What percentage of your income can you afford for mortgage payments? Do you use gross monthly income or take-home pay? Learn how much house you can afford with simple rules based on your monthly income.
These questions often come up among first-time home buyers:
What percentage of my monthly income can I afford to spend on my mortgage payment?
Does that percentage include homeowners insurance?
Today we tackle these questions to help make your home buying experience a little easier.
Rule 1: Consider your total housing payment, not just the mortgage
Most agree that your housing budget should encompass not only your mortgage payment (or rent, for that matter), but also all housing-related insurance.
As for just how big a percentage of your income that housing budget should be? It all depends on whom you ask.
What most people say
The traditional model: 35 percent/45 percent of pretax income.
Always remember lenders want to lend you as much as possible! Although most people would say that 35%-45% of your pre-income being spent on mortgage payments is conservative we beg to differ. Given that this is before you pay taxes and it accounts for such a large portion of your income we consider it average at best.
The conservative model: 25 percent of after-tax income!
On the flip side, Conservative financial advisors say that your housing payment (including property taxes and insurance) should be no more than 25 percent of your take-home income.
Your mortgage payment should not be more than 25 percent of your take-home pay and you should get a 15-year or less, fixed-rate mortgage … Now, you can probably qualify for a much larger loan than what 25 percent of your take-home pay would give you. However this will mean a large portion of your income would be going out in payments, and it will put a strain on the rest of your budget so you wouldn’t be saving and paying cash for furniture, cars, and education.
Notice that financial advisors are saying 25 percent of your after tax income while lenders are saying 35 percent of your pretax income. That’s a huge difference! Also, most lenders would push you towards 30 year mortgages. Although you can afford this, it really prohibits your ability to save. We advise going with a 15-year mortgages. This is what we would call conservative.
Our take: Somewhere in between
Not everybody is as debt-averse as financial advisors—and following his one-size-fits-all advice has risks. You just have to remember: The more you spend on your home, the less you have available to save for everything else. You may be able to afford a housing payment that is 35 percent of your pretax income today, but what about when you have kids, buy a new car, or lose your job?
Another way to think about it is like this:
- Your mortgage payment should be equal to one week’s paycheck.

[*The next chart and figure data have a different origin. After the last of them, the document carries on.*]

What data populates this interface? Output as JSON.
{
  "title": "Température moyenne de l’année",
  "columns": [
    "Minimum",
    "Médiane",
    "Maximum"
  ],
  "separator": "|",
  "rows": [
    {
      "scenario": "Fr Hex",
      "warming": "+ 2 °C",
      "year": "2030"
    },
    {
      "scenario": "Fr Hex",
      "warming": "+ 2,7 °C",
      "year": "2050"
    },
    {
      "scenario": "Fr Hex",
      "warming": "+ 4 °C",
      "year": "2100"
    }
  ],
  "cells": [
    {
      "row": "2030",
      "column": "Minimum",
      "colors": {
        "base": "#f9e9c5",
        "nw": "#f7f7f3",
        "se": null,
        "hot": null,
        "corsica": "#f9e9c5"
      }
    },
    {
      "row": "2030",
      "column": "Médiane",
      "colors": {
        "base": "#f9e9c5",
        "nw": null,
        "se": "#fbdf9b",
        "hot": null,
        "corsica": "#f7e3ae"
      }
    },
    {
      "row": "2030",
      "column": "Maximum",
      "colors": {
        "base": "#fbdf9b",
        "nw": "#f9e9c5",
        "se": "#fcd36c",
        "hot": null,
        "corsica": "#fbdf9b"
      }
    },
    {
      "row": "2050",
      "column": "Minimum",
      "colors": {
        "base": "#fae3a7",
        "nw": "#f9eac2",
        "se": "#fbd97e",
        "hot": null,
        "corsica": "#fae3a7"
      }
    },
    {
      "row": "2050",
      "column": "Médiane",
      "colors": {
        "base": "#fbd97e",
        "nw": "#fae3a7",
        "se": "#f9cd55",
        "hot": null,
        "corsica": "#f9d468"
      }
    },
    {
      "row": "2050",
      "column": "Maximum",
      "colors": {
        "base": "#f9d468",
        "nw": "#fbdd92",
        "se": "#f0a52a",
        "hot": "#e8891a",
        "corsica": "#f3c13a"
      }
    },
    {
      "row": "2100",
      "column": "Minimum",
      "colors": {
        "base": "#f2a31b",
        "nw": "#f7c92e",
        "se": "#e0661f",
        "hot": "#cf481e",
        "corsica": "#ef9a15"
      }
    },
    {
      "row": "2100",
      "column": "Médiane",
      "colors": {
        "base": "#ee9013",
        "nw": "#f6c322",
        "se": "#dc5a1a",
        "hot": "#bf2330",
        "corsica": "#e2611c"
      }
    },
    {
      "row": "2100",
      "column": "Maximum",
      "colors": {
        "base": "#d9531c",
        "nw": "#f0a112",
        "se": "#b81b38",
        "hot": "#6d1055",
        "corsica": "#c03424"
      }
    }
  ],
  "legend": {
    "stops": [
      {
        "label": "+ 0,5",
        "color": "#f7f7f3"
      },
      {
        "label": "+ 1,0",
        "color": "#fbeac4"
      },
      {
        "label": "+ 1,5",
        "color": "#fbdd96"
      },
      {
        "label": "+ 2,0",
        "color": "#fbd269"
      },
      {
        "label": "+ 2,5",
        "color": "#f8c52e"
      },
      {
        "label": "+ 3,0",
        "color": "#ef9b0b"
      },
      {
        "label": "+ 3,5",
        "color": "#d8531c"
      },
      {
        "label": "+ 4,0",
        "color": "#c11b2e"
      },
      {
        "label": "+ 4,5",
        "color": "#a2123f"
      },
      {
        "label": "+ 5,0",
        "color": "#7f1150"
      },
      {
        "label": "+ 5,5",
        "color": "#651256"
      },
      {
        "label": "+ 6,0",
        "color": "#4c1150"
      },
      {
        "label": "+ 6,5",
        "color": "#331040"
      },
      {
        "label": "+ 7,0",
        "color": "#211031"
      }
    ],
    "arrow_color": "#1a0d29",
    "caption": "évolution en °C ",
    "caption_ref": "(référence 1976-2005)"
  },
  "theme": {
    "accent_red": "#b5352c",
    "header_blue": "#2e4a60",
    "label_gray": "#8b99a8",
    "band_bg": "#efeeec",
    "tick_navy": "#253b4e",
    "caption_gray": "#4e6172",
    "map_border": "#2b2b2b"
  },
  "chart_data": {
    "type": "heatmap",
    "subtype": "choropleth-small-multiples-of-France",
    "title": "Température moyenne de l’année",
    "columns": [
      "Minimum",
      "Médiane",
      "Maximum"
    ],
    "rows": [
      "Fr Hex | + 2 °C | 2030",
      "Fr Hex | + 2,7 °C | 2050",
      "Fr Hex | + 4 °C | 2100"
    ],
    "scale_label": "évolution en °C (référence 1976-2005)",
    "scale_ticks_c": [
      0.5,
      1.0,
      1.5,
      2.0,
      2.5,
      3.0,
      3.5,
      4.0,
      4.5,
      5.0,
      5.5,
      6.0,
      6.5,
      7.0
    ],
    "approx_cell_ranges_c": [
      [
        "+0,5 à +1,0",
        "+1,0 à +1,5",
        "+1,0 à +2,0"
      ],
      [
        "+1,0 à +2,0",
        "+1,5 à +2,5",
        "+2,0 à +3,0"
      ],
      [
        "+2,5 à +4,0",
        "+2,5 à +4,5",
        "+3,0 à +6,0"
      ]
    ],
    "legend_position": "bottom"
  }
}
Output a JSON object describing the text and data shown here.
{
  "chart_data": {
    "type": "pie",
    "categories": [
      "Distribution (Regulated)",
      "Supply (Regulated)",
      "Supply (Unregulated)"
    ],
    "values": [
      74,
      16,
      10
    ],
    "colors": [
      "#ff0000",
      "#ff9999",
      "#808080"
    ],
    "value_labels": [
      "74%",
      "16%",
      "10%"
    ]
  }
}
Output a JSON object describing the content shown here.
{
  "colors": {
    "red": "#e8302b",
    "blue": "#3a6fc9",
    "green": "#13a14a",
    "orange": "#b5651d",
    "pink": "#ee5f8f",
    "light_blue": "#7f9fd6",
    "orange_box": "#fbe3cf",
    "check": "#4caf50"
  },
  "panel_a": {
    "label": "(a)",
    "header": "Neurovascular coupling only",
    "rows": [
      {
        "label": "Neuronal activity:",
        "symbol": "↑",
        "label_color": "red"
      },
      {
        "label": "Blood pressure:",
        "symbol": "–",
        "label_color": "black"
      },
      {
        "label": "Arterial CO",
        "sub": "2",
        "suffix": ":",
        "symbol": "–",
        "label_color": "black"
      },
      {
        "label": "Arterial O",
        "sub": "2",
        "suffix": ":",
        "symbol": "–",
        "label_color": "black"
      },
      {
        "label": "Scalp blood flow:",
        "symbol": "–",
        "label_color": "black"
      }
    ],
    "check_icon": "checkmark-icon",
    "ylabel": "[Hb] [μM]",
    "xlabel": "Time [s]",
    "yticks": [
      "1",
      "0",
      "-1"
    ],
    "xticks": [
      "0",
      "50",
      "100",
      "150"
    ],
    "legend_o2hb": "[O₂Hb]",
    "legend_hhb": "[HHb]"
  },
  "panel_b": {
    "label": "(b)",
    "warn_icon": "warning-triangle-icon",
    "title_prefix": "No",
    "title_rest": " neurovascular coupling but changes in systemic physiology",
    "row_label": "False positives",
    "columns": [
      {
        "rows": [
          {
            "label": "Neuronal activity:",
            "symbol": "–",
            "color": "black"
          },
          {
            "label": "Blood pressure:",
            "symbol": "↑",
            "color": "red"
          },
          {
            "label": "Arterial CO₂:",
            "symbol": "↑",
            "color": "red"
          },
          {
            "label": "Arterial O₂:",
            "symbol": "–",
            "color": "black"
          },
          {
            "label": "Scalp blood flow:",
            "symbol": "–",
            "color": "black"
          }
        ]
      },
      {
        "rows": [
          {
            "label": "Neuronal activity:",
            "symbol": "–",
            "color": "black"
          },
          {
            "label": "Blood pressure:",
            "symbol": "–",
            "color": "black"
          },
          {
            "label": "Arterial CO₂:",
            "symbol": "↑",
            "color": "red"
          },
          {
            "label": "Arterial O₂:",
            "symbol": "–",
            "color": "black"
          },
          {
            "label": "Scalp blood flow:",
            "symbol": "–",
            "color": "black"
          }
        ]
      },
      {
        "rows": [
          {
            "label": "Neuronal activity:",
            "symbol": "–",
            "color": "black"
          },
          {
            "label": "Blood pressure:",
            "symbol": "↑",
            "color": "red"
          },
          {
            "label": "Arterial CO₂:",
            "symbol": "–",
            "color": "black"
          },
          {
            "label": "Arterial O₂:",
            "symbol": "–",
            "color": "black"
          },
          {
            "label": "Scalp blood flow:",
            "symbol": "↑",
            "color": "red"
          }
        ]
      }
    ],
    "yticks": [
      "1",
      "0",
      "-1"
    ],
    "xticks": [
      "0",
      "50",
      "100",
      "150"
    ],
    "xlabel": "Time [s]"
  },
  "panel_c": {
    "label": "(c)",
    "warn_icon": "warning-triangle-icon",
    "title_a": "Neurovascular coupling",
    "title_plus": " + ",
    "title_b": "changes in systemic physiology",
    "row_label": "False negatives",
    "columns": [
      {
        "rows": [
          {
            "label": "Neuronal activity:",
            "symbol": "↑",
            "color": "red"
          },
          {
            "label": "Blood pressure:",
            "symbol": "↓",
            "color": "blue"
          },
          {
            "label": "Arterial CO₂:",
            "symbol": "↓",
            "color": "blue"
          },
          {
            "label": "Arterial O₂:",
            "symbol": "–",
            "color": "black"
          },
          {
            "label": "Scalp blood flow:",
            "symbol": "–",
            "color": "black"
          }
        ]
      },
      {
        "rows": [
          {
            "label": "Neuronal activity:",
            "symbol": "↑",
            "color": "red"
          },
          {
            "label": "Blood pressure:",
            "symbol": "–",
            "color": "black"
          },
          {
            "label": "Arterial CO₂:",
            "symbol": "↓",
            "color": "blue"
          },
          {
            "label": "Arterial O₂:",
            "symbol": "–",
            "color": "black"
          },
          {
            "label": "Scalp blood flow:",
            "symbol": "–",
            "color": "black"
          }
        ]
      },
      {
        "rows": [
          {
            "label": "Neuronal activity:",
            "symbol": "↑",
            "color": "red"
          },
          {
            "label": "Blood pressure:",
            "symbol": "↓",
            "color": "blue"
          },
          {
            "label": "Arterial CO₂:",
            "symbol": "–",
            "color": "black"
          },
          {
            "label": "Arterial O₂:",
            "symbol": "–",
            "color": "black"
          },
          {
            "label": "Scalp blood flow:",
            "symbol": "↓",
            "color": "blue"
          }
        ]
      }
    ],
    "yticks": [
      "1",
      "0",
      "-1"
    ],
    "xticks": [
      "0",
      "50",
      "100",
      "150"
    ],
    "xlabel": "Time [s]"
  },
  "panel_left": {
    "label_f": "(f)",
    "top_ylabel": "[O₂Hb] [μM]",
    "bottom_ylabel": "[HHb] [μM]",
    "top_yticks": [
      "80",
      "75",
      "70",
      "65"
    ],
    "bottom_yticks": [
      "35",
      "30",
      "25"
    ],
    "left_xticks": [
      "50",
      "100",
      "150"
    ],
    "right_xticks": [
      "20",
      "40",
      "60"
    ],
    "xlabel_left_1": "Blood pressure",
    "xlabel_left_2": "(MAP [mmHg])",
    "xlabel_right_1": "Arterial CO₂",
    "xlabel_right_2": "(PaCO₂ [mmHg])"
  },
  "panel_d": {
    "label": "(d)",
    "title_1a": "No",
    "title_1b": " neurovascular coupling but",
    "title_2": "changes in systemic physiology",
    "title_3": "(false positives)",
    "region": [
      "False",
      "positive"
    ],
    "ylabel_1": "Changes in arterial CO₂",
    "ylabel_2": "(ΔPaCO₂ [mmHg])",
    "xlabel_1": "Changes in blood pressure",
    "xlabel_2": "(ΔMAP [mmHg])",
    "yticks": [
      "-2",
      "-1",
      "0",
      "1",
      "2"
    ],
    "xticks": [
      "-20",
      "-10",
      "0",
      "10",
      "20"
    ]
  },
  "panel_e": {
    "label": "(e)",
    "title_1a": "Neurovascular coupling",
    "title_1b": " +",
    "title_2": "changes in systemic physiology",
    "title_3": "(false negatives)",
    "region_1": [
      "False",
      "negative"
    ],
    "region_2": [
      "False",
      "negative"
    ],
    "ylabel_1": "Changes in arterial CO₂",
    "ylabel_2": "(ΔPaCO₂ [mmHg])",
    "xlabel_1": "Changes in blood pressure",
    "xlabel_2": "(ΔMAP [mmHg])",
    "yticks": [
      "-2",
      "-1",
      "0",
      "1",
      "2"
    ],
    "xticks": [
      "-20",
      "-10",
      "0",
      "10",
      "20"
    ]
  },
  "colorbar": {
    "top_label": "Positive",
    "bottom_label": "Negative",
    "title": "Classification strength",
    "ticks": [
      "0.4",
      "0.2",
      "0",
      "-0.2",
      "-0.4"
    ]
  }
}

- Your mortgage payment plus all other debt should be no greater than two weeks’ paycheck
If we had to set a rule, it would be this:
Aim to keep your mortgage payment at or below 28 percent of your pretax monthly income.
Aim to keep your total debt payments at or below 40 percent of your pretax monthly income. Note that 40 percent should be a maximum. We recommend an even better goal is to keep total debt to a third, or 33 percent. (remember total debt includes house, car and any other debt payments.
Just remember that when you obtain mortgage pre-approval, lenders will likely approve you for a loan amount with payments of up to 40 or 45 percent of your pretax income. That may tempt you to take on more home than you should. Don’t just assume that just because the bank approved it, you can afford it. They are two very different things.